Deep generative models are key-enabling technology to computer vision, text generation and large language models. Denoising diffusion probabilistic models (DDPMs) have recently gained much attention due to their ability to generate diverse and high-quality samples in many computer vision tasks, as well as to incorporate flexible model architectures and relatively simple training scheme. Quantum generative models, empowered by entanglement and superposition, have brought new insight to learning classical and quantum data. Inspired by the classical counterpart, we propose the quantum denoising diffusion probabilistic models (QuDDPM) to enable efficiently trainable generative learning of quantum data. QuDDPM adopts sufficient layers of circuits to guarantee expressivity, while introduces multiple intermediate training tasks as interpolation between the target distribution and noise to avoid barren plateau and guarantee efficient training.

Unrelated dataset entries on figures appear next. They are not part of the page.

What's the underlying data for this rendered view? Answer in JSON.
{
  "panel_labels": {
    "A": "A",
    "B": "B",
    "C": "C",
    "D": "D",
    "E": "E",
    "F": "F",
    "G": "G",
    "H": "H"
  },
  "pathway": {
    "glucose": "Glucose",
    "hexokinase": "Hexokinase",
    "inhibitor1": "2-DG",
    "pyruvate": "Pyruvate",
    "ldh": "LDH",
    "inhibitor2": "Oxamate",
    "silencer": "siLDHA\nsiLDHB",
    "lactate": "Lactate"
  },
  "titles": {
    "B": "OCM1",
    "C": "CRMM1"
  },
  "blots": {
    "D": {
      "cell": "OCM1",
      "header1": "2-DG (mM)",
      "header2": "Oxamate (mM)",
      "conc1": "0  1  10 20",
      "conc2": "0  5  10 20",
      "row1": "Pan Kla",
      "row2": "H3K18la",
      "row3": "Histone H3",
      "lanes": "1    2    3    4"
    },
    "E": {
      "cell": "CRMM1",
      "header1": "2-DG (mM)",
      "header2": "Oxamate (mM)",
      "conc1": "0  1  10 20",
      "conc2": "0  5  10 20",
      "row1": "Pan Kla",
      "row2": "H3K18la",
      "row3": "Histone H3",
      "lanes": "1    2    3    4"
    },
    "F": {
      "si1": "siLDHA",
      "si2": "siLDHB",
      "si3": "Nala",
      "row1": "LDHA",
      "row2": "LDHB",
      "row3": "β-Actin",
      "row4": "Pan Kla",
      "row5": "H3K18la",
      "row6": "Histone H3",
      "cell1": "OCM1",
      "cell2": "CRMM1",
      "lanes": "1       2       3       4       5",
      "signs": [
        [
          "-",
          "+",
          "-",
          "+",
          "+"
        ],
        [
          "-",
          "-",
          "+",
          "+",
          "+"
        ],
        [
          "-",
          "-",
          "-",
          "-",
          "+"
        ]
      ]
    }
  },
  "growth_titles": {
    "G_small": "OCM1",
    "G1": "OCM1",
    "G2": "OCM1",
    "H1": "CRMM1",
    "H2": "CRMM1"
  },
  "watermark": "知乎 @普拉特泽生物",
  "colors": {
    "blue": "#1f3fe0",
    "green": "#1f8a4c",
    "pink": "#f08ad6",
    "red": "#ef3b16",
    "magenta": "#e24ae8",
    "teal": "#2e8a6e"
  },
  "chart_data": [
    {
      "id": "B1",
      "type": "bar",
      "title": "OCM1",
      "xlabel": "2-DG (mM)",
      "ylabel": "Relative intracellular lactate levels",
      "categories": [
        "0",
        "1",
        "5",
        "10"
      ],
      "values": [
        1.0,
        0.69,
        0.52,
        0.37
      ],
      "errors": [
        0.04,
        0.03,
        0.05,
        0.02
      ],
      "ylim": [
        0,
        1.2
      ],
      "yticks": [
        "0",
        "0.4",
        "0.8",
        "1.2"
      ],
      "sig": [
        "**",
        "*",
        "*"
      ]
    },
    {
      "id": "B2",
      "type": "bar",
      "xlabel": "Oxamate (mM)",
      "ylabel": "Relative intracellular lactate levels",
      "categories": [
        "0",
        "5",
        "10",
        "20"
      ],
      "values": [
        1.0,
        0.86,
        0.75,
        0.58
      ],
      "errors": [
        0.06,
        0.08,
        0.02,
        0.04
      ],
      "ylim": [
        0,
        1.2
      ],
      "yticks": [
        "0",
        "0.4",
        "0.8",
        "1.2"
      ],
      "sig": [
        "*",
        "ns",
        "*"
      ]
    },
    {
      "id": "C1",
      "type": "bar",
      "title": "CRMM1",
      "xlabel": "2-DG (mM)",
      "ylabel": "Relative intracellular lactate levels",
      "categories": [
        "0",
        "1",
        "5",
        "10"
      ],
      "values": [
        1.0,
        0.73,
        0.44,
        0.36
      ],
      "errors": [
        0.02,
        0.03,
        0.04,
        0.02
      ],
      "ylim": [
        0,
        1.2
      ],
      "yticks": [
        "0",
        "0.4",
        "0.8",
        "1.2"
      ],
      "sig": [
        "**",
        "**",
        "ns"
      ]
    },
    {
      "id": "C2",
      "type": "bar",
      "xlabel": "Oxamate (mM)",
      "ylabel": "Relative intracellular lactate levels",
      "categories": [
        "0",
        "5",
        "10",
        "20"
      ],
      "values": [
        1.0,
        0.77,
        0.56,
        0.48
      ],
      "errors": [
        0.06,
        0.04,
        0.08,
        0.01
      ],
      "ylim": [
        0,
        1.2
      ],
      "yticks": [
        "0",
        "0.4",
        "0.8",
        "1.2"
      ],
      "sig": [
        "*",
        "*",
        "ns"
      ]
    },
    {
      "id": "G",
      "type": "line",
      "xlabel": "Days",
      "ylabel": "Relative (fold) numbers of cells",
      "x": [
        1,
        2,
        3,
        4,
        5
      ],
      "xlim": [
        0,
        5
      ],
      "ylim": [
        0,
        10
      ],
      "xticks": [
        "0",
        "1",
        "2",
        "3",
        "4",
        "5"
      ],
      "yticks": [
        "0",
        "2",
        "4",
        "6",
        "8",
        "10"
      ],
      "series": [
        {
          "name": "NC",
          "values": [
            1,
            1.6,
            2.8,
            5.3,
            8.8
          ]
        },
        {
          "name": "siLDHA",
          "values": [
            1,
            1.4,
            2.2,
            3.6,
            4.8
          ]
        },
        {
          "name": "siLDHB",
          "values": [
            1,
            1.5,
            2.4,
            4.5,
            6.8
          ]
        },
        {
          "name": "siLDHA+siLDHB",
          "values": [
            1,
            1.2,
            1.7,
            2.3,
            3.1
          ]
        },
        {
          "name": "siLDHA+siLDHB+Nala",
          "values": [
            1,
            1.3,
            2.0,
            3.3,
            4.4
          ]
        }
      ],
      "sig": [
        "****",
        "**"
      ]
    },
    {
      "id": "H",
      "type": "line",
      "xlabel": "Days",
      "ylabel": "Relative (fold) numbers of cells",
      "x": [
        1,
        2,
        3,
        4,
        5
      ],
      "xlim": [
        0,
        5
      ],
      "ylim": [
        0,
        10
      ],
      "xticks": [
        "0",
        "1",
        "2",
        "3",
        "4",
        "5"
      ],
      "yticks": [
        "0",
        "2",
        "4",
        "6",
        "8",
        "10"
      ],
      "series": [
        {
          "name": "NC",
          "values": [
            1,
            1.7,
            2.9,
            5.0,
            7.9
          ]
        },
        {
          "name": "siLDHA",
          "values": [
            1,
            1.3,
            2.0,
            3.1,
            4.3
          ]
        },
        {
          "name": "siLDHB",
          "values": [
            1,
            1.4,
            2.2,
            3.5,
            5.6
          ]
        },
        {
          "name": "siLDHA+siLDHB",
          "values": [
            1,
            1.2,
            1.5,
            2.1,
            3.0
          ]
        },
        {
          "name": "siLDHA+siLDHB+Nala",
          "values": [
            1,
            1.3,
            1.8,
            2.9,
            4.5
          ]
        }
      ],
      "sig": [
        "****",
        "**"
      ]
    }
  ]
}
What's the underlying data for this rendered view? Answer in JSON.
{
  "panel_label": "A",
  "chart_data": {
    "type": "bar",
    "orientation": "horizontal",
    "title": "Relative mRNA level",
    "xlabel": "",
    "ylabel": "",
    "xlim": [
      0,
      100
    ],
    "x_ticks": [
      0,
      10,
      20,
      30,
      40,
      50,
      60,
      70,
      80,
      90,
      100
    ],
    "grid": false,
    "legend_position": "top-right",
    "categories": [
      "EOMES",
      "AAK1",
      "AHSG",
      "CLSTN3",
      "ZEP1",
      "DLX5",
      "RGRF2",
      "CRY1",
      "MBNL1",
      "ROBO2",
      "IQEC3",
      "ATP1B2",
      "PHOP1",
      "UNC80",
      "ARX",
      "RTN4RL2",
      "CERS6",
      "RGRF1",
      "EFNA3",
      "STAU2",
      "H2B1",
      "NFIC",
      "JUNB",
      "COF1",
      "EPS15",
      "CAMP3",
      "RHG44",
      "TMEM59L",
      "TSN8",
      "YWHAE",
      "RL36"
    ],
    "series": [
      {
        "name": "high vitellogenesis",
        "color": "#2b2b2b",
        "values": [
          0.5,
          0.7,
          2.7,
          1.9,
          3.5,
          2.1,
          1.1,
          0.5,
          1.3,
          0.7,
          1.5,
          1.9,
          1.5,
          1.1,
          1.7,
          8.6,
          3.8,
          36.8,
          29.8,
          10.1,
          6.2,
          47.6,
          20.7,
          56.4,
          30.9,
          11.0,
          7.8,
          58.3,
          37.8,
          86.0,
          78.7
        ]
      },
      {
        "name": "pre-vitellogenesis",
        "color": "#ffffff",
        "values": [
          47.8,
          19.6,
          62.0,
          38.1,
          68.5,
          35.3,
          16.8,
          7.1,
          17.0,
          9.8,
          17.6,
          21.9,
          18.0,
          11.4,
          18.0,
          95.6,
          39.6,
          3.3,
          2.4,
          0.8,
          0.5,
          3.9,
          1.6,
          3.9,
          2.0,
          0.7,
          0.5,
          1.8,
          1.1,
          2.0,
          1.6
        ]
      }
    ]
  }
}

We demonstrate QuDDPM's capability in learning correlated quantum noise model and learning topological structure of nontrivial distribution of quantum data.

翻译：深度生成模型是计算机视觉、文本生成和大语言模型的关键使能技术。去噪扩散概率模型（DDPMs）因其在许多计算机视觉任务中生成多样且高质量样本的能力，以及灵活的模型架构和相对简单的训练方案，近期受到广泛关注。借助纠缠和叠加原理的量子生成模型为学习经典与量子数据带来了新见解。受经典对应方法的启发，我们提出量子去噪扩散概率模型（QuDDPM），以实现量子数据的高效可训练生成式学习。QuDDPM采用足够层数的电路以保证表达力，同时引入多个中间训练任务作为目标分布与噪声之间的插值，从而避免贫瘠高原并保证高效训练。我们展示了QuDDPM在学习相关量子噪声模型以及学习非平凡量子数据分布拓扑结构方面的能力。